Мы стояли рядом. Пока она следила, как, вздымаясь, набегали и с грохотом обрушивались на песок горбатые волны, я любовался четкими линиями ее покрытого загаром лица, золотом растрепанных ветром волос и решительным взглядом темно-серых глаз.
– Здесь, возле этой воды, я почти понимаю, что я такое, – не оборачиваясь, сказала она.
– Что же именно?
– Почти, сказала я. Не совсем. Но тебе, пожалуй, лучше оставаться в неведении. Тебе, наверное, не следует до конца понимать, чего я хочу. Могу только сказать, что глубоко внутри, куда ты никогда, никогда не сможешь проникнуть, живет та же стихия, которая в любую минуту способна сорваться с цепи.
Я ничего не сказал, но ощутил сильный порыв холодного ветра и порыв ее любви, которая тоже была холодной, потому что я ее боялся.
Наконец она обернулась.
– А кто ты, Стив? Чего ты хочешь?
– Чего я хочу? Ничего.
Я боялся и одновременно хотел ее любви. Она была так близко. Мне нужно было лишь перестать сопротивляться.
– И никогда не хотел?
– О нет, когда-то я хотел очень многого. Но это было давным-давно.
– Чего? Скажи мне.
– Все очень просто. Хотел стать великим. Не великим полководцем, не великим государственным деятелем или еще кем-нибудь. А просто великим. Обладать величием, держать его в руках, как держат драгоценный камень или бутылку. Мне было безразлично, в каком виде я его обрету, лишь бы владеть им.
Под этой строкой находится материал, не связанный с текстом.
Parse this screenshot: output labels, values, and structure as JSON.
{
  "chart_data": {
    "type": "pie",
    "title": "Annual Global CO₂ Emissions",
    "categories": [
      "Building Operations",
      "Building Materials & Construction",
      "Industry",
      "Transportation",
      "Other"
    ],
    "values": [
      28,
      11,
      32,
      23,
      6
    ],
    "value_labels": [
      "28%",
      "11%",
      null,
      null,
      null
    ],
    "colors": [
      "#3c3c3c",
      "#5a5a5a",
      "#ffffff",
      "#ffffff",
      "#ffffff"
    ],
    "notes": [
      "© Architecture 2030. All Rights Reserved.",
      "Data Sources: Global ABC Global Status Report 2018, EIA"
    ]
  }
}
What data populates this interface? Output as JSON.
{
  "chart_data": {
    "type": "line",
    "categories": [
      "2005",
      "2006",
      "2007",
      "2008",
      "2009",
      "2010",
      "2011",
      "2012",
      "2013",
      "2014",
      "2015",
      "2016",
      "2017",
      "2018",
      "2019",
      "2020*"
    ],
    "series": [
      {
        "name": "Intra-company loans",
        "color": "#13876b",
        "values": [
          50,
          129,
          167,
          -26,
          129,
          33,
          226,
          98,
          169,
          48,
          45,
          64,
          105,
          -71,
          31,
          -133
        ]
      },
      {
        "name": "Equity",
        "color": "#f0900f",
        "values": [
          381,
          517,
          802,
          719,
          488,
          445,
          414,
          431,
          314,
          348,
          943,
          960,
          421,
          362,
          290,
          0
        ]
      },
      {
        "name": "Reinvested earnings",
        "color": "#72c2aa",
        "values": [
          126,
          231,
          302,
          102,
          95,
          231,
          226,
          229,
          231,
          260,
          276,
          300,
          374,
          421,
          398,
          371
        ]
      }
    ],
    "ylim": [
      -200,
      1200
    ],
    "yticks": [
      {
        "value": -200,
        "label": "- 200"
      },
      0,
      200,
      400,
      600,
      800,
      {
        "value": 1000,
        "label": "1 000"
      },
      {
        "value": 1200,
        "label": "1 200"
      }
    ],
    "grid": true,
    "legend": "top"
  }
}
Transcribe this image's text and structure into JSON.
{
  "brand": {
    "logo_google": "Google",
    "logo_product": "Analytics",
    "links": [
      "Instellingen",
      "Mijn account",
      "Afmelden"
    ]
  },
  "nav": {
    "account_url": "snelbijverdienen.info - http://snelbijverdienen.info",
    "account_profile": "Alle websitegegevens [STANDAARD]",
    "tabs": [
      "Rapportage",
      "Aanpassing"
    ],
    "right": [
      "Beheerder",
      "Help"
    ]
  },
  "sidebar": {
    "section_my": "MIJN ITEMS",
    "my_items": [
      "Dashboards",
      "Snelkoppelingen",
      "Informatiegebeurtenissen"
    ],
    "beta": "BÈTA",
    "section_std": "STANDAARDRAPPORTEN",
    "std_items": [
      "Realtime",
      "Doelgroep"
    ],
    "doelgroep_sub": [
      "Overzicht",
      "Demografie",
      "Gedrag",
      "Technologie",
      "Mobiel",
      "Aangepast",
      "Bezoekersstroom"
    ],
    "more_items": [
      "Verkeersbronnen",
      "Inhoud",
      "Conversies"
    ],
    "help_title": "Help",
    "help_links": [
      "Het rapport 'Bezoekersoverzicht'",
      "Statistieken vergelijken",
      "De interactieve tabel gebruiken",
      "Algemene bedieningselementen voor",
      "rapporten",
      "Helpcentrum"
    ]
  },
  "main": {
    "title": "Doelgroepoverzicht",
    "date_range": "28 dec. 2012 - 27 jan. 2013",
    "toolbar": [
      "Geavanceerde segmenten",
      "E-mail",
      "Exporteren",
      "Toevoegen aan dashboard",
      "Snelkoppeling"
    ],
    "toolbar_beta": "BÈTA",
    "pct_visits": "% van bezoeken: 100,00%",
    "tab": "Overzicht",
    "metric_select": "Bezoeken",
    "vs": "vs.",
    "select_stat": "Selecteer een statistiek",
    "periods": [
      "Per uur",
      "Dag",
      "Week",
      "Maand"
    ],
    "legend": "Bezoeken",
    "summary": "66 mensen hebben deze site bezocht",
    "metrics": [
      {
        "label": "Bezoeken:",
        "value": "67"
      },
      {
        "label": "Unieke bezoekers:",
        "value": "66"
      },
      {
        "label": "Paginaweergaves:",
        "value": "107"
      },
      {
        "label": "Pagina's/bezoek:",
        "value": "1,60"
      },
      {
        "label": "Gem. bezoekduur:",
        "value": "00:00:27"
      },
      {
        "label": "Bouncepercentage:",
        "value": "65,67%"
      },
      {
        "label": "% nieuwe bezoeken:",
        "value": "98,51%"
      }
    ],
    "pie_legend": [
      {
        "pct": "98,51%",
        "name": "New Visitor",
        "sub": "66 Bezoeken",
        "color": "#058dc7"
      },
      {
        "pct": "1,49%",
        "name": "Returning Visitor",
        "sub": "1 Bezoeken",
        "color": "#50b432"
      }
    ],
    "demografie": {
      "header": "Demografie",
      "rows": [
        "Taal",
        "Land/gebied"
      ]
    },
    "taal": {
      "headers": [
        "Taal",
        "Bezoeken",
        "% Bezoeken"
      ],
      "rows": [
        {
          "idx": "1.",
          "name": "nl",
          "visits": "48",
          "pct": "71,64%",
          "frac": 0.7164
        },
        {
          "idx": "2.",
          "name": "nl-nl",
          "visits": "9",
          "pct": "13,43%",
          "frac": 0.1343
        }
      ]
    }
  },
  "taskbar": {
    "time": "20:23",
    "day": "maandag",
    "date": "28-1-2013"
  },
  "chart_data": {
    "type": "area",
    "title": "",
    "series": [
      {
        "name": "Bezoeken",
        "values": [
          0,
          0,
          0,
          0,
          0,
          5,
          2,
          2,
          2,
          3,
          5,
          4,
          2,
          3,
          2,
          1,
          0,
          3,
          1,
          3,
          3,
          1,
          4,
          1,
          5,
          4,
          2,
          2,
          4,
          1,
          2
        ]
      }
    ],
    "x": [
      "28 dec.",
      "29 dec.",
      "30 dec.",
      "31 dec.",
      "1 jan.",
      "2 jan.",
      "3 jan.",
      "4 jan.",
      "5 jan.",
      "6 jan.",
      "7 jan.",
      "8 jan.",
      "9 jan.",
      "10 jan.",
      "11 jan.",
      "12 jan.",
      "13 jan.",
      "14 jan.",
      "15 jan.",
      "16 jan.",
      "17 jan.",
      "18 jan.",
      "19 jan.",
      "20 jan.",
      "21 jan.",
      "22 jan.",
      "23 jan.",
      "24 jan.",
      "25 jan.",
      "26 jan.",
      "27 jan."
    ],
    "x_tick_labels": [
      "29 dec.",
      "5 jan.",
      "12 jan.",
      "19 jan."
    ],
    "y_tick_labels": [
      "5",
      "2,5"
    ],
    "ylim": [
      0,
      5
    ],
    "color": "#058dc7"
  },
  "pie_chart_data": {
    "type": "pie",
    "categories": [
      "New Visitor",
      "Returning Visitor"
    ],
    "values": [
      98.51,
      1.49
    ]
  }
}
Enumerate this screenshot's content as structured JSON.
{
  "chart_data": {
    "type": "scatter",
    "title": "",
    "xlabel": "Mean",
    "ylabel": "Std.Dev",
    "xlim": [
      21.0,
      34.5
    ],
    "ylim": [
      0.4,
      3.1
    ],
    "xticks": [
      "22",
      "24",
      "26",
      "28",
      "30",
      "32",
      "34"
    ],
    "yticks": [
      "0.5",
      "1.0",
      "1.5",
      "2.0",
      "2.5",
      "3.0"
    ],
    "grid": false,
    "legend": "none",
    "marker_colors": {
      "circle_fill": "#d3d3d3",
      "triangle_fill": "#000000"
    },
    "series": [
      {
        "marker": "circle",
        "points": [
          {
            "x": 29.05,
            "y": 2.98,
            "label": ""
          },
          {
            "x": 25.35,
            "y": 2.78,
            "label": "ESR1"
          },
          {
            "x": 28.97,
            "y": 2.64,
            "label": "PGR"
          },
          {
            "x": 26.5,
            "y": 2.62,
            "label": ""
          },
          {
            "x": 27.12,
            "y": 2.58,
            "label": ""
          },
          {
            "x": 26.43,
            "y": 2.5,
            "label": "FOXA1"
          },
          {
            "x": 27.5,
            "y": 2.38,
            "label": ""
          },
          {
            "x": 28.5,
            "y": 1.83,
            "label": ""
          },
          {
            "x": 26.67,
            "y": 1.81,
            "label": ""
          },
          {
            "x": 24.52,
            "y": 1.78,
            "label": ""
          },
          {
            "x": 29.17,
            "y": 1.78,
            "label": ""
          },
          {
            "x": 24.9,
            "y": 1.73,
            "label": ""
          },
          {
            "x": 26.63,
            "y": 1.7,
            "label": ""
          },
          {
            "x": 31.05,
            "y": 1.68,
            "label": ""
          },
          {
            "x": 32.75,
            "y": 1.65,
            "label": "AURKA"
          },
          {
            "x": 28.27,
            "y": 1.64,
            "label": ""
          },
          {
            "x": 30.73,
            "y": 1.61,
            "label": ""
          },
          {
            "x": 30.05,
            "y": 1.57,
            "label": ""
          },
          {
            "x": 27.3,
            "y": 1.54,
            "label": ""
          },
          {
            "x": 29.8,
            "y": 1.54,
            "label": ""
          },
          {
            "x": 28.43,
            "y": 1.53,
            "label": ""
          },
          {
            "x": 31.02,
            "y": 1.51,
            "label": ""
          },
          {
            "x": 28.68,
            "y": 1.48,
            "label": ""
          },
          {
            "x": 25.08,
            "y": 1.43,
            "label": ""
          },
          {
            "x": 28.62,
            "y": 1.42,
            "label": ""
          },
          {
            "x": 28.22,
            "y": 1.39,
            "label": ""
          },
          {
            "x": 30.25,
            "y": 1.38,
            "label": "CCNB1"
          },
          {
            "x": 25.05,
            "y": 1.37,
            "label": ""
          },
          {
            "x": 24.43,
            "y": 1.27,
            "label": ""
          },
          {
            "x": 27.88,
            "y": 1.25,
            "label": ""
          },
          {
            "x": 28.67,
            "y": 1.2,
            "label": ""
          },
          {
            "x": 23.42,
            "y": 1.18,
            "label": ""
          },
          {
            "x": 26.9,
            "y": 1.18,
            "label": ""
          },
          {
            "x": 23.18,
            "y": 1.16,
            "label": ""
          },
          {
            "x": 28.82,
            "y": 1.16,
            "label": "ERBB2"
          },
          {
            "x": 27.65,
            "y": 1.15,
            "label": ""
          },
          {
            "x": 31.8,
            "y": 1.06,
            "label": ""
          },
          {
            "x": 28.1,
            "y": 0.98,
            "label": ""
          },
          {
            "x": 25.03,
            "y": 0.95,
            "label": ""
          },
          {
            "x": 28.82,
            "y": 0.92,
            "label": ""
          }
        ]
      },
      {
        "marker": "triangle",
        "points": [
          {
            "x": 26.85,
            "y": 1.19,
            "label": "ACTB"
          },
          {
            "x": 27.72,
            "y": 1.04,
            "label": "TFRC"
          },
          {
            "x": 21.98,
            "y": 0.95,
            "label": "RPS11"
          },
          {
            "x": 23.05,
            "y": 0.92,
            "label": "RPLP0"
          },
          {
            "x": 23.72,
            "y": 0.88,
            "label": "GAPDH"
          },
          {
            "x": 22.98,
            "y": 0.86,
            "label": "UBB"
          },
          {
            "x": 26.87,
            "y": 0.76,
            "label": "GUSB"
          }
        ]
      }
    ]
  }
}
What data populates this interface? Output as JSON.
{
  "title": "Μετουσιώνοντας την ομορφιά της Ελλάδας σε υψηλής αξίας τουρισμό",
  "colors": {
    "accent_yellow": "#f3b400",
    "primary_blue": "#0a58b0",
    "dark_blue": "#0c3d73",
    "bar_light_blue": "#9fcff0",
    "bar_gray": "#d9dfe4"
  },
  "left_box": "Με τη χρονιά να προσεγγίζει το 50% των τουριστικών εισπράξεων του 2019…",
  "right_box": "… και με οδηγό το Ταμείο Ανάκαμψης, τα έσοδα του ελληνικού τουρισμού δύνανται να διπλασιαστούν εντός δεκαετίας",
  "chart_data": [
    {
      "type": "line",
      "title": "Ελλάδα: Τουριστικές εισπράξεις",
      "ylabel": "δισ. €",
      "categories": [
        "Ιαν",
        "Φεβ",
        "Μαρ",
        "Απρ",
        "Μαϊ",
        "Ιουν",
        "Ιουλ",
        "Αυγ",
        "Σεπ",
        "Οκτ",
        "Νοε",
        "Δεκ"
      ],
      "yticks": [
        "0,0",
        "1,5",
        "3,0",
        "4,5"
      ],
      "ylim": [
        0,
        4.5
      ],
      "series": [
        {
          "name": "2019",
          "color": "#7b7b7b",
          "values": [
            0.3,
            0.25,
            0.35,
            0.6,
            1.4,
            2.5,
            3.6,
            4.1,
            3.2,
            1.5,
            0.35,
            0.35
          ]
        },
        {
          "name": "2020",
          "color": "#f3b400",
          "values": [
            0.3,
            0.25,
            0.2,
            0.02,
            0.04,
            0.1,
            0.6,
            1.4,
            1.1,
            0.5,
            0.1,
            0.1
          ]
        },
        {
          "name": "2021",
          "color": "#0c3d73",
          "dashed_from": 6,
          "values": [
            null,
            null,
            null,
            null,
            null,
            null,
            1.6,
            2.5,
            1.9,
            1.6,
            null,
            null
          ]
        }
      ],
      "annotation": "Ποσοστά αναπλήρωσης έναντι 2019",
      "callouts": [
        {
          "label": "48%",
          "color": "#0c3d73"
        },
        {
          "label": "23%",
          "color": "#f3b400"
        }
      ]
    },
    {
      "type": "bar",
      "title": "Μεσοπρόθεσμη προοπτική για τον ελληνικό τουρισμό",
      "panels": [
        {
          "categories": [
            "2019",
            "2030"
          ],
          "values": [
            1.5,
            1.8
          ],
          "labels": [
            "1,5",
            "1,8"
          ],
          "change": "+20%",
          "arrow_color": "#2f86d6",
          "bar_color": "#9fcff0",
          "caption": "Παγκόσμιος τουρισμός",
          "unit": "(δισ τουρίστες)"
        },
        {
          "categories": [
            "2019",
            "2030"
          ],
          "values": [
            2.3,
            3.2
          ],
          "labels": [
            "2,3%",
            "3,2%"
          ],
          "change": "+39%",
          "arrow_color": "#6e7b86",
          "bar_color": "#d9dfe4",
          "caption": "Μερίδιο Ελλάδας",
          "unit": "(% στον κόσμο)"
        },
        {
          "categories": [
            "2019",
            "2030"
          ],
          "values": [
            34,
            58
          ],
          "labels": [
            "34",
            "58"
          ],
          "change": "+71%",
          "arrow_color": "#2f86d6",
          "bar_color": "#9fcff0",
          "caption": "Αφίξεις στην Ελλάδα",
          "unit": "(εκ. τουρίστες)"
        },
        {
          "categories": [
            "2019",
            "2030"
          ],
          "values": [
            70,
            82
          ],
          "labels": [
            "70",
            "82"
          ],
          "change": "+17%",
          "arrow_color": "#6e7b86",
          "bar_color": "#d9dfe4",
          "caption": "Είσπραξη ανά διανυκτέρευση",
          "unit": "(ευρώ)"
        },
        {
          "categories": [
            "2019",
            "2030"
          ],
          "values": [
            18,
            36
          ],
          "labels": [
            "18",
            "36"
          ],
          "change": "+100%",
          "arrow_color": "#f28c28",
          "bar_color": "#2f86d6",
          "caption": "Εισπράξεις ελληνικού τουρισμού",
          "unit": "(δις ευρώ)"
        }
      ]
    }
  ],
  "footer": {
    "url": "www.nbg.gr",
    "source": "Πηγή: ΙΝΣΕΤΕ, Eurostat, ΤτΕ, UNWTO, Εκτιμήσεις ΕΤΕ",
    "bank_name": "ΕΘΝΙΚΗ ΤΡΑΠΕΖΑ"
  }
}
Впервые я признался в этом во всеуслышание.
– И ты что, не знал, как этого добиться?
– Я только думал, что знал, – засмеялся я, и она сжала мой локоть. Я могу вот-вот сдаться, подумал я и заговорил быстро-быстро: – Я считал, что обрету величие в театре. Знаешь, – добавил я, смеясь, – по правде говоря, я немало потрудился на этом поприще, но по-настоящему не предпринял никаких шагов. Я так никогда и не сделал ни единого хода, а делать ходы нужно даже тогда, когда ты еще не решил окончательно, какой вариант будешь разыгрывать. Если хочешь преуспеть, нельзя бояться неудач.